7. Microsoft Windows RCE (BlueKeep)
Systems vulnerable to CVE-2019-0708 (BlueKeep) were identified during testing. This vulnerability is highly exploitable and allows attackers to gain full control over affected systems.
Recommendations:
- Apply Security Updates:
- Immediately patch affected systems.
- Evaluate Patch Management Program:
- Assess why security updates were missing to improve the patch management process.
8. Local Administrator Password Reuse
During testing, many systems were found to share the same local administrator password. Compromising one account provided access to multiple systems, increasing the risk of widespread compromise.
Recommendations:
- Use Microsoft Local Administrator Password Solution (LDAPS) to ensure local administrator passwords are unique across systems.
9. Microsoft Windows RCE (EternalBlue)
Systems vulnerable to MS17-010 (EternalBlue) were identified during testing. This vulnerability allows attackers to gain full control over affected systems.
Recommendations:
- Apply Security Updates:
- Immediately patch affected systems.
- Evaluate Patch Management Program:
- Assess why security updates were missing to improve the patch management process.

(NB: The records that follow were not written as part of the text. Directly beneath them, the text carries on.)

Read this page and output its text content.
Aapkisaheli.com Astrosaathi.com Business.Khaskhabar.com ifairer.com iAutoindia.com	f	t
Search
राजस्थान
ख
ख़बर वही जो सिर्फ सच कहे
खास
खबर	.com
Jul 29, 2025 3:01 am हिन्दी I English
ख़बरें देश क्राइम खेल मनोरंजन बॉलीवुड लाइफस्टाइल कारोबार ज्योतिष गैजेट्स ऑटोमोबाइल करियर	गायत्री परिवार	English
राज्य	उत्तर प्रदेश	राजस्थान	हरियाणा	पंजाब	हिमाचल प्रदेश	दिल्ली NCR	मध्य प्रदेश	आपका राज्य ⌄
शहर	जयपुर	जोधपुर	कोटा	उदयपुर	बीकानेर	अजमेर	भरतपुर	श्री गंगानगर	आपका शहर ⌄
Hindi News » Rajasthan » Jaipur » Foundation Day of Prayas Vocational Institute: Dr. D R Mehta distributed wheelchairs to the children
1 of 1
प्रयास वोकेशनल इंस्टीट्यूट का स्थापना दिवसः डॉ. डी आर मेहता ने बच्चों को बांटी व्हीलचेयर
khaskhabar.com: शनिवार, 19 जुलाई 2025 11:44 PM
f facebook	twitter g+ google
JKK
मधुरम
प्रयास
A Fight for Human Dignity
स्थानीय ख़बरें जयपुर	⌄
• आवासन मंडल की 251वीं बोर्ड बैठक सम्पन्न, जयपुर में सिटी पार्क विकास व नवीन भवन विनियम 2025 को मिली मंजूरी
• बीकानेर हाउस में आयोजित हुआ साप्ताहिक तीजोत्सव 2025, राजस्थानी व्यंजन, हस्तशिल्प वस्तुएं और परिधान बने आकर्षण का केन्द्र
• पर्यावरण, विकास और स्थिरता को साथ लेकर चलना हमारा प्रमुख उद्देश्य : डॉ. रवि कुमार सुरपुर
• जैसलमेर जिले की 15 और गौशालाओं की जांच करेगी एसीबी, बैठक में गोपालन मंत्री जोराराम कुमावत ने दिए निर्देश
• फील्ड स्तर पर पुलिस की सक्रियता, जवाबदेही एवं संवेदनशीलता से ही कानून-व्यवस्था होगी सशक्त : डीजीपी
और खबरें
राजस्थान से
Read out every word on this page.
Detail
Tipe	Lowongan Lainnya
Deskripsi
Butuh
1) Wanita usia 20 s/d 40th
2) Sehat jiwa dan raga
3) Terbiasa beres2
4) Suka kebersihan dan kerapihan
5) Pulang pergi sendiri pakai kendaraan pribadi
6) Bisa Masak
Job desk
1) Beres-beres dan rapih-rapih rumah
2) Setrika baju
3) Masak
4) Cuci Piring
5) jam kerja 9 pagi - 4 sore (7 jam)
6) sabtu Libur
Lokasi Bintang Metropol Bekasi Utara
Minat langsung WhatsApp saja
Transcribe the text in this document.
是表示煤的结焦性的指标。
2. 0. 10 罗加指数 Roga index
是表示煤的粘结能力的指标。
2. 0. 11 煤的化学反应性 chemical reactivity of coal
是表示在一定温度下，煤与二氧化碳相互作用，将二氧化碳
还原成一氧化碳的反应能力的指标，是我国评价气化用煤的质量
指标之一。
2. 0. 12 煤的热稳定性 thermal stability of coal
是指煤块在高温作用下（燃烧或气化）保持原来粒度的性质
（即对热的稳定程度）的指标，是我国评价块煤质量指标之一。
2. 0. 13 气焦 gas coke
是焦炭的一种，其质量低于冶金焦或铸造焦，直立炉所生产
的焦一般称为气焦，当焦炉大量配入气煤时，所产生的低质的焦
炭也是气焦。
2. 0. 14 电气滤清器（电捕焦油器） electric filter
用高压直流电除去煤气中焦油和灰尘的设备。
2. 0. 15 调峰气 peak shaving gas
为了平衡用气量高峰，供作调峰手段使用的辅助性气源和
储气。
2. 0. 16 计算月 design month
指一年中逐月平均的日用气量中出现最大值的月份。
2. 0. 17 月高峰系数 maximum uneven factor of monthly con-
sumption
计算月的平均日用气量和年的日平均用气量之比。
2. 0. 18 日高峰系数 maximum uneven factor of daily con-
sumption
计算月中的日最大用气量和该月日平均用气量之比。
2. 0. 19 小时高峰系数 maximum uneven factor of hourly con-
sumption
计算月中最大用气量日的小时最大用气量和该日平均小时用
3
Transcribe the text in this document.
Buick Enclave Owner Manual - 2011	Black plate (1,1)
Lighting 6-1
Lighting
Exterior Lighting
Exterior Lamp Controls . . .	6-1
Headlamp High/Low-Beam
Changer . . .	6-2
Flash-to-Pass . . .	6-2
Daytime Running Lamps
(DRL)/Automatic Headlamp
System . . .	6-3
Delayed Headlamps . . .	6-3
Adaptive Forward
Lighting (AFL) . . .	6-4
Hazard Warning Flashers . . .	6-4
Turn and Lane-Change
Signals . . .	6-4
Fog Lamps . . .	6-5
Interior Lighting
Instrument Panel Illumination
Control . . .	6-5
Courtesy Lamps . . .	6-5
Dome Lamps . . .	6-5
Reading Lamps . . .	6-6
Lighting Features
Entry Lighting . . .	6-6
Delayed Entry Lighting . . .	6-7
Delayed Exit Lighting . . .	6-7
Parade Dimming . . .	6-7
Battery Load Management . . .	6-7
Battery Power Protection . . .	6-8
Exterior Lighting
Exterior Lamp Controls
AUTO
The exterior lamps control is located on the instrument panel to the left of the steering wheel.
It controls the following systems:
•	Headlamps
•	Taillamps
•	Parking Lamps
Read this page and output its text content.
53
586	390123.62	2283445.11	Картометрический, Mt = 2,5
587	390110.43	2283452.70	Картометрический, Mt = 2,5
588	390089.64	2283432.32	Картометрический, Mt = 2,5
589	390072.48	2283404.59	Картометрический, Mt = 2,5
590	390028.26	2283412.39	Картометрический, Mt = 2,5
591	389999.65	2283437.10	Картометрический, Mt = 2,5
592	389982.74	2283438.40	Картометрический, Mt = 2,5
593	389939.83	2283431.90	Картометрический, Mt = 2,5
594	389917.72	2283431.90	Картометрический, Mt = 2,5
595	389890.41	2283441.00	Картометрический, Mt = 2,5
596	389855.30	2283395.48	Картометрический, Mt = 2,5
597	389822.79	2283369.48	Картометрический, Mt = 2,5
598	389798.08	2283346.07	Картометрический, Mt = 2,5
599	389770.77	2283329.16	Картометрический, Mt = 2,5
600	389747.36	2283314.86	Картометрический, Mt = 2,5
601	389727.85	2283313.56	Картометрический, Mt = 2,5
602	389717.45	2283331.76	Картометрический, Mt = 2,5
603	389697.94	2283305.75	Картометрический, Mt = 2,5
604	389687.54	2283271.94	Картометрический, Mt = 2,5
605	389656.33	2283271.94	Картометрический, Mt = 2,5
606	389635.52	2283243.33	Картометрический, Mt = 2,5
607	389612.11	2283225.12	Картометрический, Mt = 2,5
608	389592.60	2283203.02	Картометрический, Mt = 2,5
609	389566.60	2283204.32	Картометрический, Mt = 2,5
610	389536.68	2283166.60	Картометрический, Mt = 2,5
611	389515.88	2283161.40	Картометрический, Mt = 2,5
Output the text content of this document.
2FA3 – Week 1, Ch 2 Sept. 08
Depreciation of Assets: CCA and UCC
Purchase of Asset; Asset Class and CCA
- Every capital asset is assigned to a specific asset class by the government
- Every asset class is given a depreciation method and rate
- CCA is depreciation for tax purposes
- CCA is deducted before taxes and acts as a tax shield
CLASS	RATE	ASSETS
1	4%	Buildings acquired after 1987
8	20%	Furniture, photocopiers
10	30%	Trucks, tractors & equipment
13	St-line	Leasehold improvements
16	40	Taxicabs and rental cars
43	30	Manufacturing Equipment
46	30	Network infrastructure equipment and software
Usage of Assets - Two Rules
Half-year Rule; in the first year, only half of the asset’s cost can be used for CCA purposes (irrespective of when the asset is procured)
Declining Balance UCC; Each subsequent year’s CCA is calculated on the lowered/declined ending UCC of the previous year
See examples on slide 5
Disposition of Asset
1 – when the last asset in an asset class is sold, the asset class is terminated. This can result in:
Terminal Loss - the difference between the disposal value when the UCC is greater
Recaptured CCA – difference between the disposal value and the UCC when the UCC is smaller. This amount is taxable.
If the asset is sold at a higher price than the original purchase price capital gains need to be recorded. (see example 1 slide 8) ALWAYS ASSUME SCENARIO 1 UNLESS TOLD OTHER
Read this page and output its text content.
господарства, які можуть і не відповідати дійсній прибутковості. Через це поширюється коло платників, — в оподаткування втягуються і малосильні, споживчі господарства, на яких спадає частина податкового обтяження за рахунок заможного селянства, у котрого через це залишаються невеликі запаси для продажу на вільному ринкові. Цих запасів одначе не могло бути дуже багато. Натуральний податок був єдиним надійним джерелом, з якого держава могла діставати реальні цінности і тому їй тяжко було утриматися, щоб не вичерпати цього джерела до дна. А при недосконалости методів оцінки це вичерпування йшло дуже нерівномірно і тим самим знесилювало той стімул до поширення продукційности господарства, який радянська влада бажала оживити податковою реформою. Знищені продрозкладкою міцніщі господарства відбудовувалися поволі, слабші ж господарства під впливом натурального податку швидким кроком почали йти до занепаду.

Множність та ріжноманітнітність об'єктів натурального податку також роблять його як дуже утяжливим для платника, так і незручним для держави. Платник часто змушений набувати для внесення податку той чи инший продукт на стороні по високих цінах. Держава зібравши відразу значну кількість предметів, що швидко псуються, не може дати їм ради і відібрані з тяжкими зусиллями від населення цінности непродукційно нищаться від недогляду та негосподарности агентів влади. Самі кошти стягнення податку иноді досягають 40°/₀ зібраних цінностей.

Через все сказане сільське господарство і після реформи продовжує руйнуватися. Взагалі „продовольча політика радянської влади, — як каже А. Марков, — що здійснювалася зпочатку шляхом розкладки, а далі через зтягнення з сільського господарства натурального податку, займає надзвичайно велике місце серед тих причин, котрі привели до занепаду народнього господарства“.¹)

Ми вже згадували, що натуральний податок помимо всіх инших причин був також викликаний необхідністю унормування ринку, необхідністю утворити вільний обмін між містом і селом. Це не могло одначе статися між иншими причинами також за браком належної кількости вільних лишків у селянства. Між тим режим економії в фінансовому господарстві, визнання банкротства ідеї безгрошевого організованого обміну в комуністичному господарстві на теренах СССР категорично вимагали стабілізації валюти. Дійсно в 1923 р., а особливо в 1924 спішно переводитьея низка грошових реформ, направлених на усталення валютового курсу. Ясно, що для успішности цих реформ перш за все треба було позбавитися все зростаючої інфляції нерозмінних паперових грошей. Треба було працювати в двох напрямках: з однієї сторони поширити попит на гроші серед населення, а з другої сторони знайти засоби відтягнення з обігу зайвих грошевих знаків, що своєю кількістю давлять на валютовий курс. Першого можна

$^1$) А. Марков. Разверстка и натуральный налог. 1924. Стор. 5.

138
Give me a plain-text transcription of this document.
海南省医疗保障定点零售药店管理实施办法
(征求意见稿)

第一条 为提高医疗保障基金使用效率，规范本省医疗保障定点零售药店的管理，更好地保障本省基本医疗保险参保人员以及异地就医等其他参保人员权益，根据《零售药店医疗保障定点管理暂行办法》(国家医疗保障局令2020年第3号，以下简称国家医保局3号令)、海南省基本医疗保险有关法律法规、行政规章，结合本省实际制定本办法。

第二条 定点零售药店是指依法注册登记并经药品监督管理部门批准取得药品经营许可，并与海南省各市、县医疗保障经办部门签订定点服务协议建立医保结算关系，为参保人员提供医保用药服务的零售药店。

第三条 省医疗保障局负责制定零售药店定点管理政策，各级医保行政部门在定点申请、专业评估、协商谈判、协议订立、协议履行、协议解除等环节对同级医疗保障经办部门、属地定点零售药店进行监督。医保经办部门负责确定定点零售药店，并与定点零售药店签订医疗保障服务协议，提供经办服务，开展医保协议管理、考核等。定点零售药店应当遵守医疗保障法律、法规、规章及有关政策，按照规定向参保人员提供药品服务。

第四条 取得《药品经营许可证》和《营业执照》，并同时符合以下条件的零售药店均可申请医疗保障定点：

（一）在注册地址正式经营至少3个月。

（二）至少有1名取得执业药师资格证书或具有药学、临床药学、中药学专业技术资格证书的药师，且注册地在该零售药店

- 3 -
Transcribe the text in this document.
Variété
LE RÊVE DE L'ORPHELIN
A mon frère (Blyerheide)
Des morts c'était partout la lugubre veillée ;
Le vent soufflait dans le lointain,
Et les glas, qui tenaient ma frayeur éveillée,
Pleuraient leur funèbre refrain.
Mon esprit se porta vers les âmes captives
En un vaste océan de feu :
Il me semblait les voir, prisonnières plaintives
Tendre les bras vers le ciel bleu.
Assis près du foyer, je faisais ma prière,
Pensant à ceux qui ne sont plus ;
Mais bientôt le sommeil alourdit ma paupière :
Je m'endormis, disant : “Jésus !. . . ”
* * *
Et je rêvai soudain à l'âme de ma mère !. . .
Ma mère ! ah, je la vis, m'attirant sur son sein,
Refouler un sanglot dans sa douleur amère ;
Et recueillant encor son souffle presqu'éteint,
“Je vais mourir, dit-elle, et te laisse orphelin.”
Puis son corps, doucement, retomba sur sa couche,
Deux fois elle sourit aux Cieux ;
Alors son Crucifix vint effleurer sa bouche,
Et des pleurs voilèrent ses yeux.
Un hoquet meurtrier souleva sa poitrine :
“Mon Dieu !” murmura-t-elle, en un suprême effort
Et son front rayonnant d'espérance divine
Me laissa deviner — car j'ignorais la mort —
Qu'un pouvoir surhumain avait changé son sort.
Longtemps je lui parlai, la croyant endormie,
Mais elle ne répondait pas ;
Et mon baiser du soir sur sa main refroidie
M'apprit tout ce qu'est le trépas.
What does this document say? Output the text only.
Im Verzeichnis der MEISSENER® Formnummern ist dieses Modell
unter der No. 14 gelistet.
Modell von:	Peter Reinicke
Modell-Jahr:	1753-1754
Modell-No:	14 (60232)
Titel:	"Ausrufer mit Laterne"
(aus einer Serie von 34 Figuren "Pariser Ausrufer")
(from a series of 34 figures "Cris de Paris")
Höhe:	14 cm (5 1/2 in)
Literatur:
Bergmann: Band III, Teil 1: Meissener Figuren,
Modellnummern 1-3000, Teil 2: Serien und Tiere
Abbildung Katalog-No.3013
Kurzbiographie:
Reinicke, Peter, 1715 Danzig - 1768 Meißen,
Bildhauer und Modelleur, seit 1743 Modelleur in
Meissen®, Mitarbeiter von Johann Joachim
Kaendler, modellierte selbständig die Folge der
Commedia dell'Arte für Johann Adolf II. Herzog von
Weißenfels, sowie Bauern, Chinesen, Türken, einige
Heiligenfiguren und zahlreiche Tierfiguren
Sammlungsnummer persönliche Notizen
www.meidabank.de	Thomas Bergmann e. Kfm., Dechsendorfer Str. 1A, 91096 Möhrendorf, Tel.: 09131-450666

10. Dell EMC iDRAC 7/8 CGI Injection (CVE-2018-1207)
Dell EMC iDRAC7/iDRAC8 versions prior to 2.52.52.52 are vulnerable to CVE-2018-1207, a command injection issue allowing unauthenticated attackers to execute commands with root privileges.
Recommendations:
- Upgrade Firmware:
- Update to the latest firmware version.
Common Causes of Critical Pentest Findings
While each finding stems from a different exploit, many share common root causes: configuration weaknesses and patching deficiencies.
Configuration Weaknesses:
- Typically due to improperly hardened services, weak/default credentials, unnecessarily exposed services, or excessive user permissions. While some may be exploitable in limited circumstances, successful attacks can have a high impact.
Patching Deficiencies:
- Often due to compatibility or configuration issues within the patch management solution. These deficiencies highlight the need for regular penetration testing.
Recommendations:
- Frequent Penetration Testing:
- Ongoing testing, beyond the typical annual approach, can identify significant gaps closer to real-time, providing valuable insights into security risks and potential compromises. For instance, Tenable’s Nessus scanner might identify LLMNR as informational, but more frequent testing with dedicated pen testing tools can highlight these issues and explain their potential impact.